Il corpo, lungo in media 1,5 m in età adulta (ma si può giungere anche a 1,80 m), è ricoperto totalmente da setole, che, molto lunghe nella parte anteriore del corpo, formano sul collo una criniera; delle quattro dita della zampa, solo le due mediane poggiano sul terreno; la dentatura completa porta le zanne, cioè i canini robusti, sporgenti all’infuori ed incurvati verso l’alto. Un cinghiale può arrivare a pesare anche 100 kg ed essere alto alla spalla (garrese) anche 1 m. Le zanne non sono altro che i canini ipertrofici, presenti solo nei maschi; quelli superiori si chiamano coti (che sta per coltelli) mentre gli inferiori si dicono difese. Sono denti a crescita continua che solo nei maschi raggiungono dimensioni ragguardevoli (15 – 20 cm e più). Quelli inferiori crescendo e incurvandosi strisciano su quelli superiori, affilandoli e rendendoli idonei per l’attacco. 

Il cinghiale vive in qualsiasi tipo di ambiente, sia forestale, che paludoso che seminativo, incolto, pascolo, ecc., purché sia sempre presente una fonte di acqua utile non solo per bere, ma anche per rinfrescarsi in quanto (come i maiali domestici) la pelle non produce melanina e le setole da sole non bastano a proteggere la pelle dai raggi solari. Il cinghiale (così come il maiale domestico) non è da considerare sporco (questo concetto non esiste nel mondo animale): se si rotola nel fango lo fa per abbassare la temperatura corporea, difendersi dai parassiti, per poi puntualmente togliersi il fango di dosso strofinandosi su alberi, arbusti e grossi massi.

Il cinghiale è per lo più gregario (animale sociale), accucciato di giorno nella tana ovattata di foglie e cacciando di notte, guidato dal fine odorato, quanto gli capita (è onnivoro), sia ghiande che frutti che radici, tuberi (non è raro il caso di campi di patate devastati, dato il suo potente olfatto che gli consente di avvertire la presenza di cibo anche sotto il terreno), bacche, funghi, uova, carne, pesce, insetti, carogne di piccoli mammiferi, nuotando quando occorre, e reagendo ferocemente se braccato o disturbato. Se affamato il cinghiale attacca anche animali come cerbiatti, lepri, agnelli, rane, serpenti.

Cacciato per la sua gustosa carne, è stato per questo addomesticato sin dai tempi antichi, originando l’attuale maiale domestico.
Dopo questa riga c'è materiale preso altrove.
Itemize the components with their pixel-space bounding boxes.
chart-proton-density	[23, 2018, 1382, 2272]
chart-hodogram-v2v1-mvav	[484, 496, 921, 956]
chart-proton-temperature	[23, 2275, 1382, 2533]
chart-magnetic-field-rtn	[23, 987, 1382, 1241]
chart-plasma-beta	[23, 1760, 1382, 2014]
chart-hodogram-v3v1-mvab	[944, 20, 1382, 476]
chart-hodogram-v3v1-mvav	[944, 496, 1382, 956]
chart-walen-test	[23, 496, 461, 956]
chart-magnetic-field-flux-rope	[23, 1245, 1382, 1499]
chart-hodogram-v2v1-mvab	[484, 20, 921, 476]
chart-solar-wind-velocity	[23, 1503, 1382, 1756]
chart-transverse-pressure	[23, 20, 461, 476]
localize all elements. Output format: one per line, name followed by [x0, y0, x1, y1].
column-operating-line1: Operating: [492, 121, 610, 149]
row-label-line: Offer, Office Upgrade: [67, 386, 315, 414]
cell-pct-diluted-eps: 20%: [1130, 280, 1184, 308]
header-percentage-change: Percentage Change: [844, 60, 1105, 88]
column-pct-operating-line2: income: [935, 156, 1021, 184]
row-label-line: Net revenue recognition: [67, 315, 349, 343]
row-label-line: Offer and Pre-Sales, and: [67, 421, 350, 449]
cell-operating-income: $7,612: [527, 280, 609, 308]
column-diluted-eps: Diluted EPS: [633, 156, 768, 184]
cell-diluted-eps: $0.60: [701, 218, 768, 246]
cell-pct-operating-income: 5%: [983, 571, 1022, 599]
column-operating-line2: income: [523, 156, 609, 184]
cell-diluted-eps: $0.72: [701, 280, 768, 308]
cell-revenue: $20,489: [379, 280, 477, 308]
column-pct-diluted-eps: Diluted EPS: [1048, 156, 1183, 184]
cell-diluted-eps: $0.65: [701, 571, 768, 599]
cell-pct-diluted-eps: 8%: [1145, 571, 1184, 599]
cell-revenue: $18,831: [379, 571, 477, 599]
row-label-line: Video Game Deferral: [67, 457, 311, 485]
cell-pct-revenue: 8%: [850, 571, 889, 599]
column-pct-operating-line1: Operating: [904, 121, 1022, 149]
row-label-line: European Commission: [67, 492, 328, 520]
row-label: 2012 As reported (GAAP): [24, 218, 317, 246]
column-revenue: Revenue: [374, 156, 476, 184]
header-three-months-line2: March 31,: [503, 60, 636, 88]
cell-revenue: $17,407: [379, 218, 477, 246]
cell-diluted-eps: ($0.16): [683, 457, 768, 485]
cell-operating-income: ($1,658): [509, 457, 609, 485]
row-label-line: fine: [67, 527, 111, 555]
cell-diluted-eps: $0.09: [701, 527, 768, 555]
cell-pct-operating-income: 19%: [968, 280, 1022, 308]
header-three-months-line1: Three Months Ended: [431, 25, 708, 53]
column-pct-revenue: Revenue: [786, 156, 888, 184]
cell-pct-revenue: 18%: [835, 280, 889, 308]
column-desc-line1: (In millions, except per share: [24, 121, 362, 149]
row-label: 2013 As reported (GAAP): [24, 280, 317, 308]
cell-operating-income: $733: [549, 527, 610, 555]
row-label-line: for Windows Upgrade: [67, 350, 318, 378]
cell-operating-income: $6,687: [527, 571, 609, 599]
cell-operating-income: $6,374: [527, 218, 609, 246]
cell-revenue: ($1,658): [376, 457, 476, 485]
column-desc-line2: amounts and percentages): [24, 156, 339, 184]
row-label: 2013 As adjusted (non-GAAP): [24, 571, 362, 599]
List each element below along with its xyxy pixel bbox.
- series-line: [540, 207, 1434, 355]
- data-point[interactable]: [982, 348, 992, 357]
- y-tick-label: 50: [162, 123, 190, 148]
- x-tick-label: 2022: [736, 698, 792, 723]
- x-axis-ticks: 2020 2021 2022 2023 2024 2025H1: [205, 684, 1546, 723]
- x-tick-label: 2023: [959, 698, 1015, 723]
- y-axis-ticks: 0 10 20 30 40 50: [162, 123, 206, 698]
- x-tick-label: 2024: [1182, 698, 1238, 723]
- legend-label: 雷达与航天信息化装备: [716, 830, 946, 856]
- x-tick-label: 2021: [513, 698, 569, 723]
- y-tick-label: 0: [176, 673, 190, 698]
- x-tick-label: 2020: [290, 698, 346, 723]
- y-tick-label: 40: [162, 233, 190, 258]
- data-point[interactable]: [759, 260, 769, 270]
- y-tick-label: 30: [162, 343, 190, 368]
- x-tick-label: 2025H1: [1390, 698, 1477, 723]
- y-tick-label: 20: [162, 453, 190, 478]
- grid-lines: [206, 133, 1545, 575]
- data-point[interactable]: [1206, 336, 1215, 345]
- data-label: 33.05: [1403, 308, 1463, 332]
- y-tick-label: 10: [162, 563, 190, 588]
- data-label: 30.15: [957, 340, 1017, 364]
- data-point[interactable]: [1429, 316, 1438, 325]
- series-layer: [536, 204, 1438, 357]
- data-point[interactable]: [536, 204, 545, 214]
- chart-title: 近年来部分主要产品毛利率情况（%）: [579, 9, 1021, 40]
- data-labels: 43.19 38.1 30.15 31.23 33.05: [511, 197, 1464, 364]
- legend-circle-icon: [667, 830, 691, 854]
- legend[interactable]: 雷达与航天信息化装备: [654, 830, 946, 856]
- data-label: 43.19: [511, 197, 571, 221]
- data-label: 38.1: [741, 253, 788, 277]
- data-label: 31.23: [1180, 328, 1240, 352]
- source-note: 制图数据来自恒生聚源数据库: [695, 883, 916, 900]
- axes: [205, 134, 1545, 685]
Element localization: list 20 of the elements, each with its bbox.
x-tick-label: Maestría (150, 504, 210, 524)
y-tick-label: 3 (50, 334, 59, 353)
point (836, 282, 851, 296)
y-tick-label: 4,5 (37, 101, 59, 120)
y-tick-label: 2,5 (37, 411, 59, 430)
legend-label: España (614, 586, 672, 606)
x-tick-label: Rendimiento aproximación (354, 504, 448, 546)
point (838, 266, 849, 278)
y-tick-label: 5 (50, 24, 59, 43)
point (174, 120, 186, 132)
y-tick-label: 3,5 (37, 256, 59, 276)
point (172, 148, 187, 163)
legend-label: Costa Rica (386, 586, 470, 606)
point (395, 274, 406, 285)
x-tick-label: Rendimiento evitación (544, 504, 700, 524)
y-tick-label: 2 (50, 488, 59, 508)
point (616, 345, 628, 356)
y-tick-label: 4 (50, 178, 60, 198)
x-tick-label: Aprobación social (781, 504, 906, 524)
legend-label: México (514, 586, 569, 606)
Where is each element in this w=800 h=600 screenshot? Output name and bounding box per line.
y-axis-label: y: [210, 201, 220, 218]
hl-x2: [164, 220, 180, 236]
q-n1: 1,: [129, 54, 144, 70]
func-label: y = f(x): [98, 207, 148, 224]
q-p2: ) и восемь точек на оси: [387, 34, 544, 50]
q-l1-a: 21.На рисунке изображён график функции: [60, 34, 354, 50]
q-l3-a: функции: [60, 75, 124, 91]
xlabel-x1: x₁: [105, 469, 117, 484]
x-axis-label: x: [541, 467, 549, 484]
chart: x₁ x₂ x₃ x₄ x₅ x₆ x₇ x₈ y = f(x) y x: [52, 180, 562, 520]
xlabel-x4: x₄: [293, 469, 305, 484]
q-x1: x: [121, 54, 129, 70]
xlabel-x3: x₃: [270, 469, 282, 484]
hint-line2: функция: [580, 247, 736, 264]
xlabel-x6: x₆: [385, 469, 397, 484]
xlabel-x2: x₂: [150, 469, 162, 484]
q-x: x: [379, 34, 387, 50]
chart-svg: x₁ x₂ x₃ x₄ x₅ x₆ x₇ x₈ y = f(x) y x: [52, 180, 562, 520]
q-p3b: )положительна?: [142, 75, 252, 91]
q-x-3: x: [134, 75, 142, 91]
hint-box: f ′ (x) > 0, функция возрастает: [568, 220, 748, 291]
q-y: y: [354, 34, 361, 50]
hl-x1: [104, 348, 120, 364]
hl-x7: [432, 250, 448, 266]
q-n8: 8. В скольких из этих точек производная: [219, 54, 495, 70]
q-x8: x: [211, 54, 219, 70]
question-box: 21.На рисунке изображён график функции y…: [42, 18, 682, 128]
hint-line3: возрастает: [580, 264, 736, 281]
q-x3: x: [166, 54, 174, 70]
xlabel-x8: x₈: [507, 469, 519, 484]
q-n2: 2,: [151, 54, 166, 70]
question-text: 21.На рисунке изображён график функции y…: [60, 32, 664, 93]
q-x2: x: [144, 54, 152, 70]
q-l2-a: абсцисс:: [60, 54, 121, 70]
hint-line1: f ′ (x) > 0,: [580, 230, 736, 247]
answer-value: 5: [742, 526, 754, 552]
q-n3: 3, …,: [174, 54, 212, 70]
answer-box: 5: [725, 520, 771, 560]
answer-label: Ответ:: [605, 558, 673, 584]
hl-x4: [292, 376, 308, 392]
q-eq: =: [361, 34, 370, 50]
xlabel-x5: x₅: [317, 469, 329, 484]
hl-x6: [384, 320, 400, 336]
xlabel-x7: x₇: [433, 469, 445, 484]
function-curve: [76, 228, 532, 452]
La domesticazione, che si ritiene sia avvenuta in Oriente, consentì di selezionare soggetti senza zanne o con queste poco sviluppate, meno aggressivi, molto fertili, capaci di adattarsi a mangiare non solo i prodotti del bosco e dei campi ma anche tutti gli altri scarti alimentari umani. L’addomesticamento avvenne proprio perché il maiale è onnivoro e non bisogna destinargli cibi particolari sottraendo terreno ai bisogni umani o per l’allevamento per es. di animali da latte, lana, lavoro (bovini, ovicaprini, equini).

La riproduzione del cinghiale comincia a novembre, con frequenti lotte tra i maschi; dopo 4 mesi di gestazione le femmine danno alla luce fino a nove piccoli (lattonzoli o cinghialetti), che allevano con cura gelosa, allattandoli per almeno tre mesi. Se disturbate o assalite, le mamme difendono i cuccioli attaccando ferocemente sia cani che cavalli che lupi. I verri di cinghiale si accoppiano spesso con le scrofe di maiale domestico allevate nei boschi allo stato brado: ciò che nascerà verrà chiamato porcastro.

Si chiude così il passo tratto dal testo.